The second event we attended was Kentucky Space’s “PocketQube” Workshop, held in May in Cape Canaveral Florida (as well as a few other locations around the country).
PocketQube is a new standard for extremely small spacecraft, developed by Professor Bob Twiggs (now at Morehead State University), one of the people behind the original CubeSat. Where a CubeSat is 10cm on a side, PocketQubes are only 5cm on a side - 1/8 the volume of a CubeSat. The PocketQube standard was developed to even further reduce mission cost - an unsubsidized CubeSat mission can easily exceed $100k, but a PocketQube can be built and launched for about $35k. This still isn’t cheap, but it’s getting closer to what an ambitious school or other group could afford or Kickstart.
Professor Bob Twiggs
Several PocketQubes have been built and launched and are successfully operating on-orbit. One of these is provocatively called “$50SAT”, which isn’t far off. It was developed by three amateur radio enthusiasts with little spacecraft experience: Howie DeFelice AB2S, Michael Kirkhart KD8QBA, and Stuart Robinson GW7HPW. All of the flight hardware used in $50SAT, except for the solar cells, is off-the-shelf (some of it from SparkFun). The flight computer is a PICAXE 40X2, the flight radio is an RFM22, and the battery is an off-the-shelf cylindrical LiPo cell. The extremely clever flight software, entirely written in PICAXE BASIC, manages to trick the RFM22 into radio modes it was never designed for, such as FM morse, FSK RTTY, and native RFM22 packets. Radio amateurs can receive telemetry from the satellite as it passes overhead, and even talk to it if they assemble the right equipment. What’s most gratifying is that the designers have released all of the software and hardware to the public at 50dollarsat.info. Go Open Source!
Fifty Dollar Sat project
Since they are even more aperture-constrained than their larger cousins, it may seem impossible to do anything “useful” with something about the size of a tennis ball. For educational purposes this isn’t a problem, as students working on the design, construction, launch and operation of a satellite IS the mission. But since PocketQube makes it more practical than ever to send up constellations of tiny satellites, with a bit of imagination the platform may enable some really neat distributed science. The small size also naturally limits complexity, which leads to better reliability. Or as Professor Twiggs puts it, “It is better to have a working Sputnik than a failed Hubble.”

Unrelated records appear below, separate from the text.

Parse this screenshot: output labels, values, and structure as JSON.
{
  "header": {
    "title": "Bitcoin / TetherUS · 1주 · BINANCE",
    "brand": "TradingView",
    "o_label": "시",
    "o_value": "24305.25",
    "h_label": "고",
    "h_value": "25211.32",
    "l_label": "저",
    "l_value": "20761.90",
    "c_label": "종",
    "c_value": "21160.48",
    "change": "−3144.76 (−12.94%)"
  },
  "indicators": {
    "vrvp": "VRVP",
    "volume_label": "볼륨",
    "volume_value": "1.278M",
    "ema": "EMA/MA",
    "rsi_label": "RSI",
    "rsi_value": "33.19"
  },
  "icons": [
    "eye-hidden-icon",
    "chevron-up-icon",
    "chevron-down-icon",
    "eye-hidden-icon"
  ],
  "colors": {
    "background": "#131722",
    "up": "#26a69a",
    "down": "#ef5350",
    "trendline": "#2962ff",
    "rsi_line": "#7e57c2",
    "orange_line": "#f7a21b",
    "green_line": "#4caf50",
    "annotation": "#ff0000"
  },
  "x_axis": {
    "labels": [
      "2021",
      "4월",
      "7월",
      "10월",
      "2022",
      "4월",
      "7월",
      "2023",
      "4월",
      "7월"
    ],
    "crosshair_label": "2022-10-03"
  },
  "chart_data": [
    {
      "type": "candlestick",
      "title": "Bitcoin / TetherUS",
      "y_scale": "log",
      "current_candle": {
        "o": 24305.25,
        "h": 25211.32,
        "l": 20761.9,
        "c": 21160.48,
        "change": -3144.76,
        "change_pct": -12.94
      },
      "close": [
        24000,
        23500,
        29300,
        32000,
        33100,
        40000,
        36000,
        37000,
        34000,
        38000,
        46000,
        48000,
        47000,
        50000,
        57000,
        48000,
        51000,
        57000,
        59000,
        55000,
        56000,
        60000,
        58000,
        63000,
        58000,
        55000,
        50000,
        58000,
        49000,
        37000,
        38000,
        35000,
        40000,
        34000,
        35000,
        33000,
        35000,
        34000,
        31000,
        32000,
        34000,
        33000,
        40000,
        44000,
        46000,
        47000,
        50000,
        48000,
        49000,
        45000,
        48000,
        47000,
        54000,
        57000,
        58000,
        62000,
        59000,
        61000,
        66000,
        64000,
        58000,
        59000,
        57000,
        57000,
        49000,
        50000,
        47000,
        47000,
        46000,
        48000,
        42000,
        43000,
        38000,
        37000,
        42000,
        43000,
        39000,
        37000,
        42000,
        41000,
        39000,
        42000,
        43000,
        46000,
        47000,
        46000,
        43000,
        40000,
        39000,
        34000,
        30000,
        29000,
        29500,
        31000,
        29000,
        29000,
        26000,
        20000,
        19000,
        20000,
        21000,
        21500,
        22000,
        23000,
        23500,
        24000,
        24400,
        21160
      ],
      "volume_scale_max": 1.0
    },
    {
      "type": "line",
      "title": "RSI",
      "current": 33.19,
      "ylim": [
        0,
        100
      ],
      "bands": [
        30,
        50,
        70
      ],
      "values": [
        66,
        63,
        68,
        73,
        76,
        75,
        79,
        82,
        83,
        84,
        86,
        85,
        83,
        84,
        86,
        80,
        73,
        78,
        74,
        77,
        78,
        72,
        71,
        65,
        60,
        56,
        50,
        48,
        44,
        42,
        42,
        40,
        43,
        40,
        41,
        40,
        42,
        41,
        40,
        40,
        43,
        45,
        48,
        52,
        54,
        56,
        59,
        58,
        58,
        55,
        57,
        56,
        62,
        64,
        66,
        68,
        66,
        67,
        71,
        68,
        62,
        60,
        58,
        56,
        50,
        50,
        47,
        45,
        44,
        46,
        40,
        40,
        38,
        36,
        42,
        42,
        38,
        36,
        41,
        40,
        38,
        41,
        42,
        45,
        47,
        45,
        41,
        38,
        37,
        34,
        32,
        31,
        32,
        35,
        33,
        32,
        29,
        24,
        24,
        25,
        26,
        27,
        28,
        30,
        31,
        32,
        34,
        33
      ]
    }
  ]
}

Both of these conferences put together had less than a hundred people, which was part of the fun. Later this summer, SparkFun will again have a booth at the much larger AIAA Small Satellite conference. If you’re there, please stop by and say hi to myself, “According to” Pete Dokter, and Jeff “Richard” Branson. We’re still not planning on putting specific satellite hardware on our storefront (yet). But as $50SAT demonstrates, with some off the shelf parts and careful engineering, the sky is no longer the limit.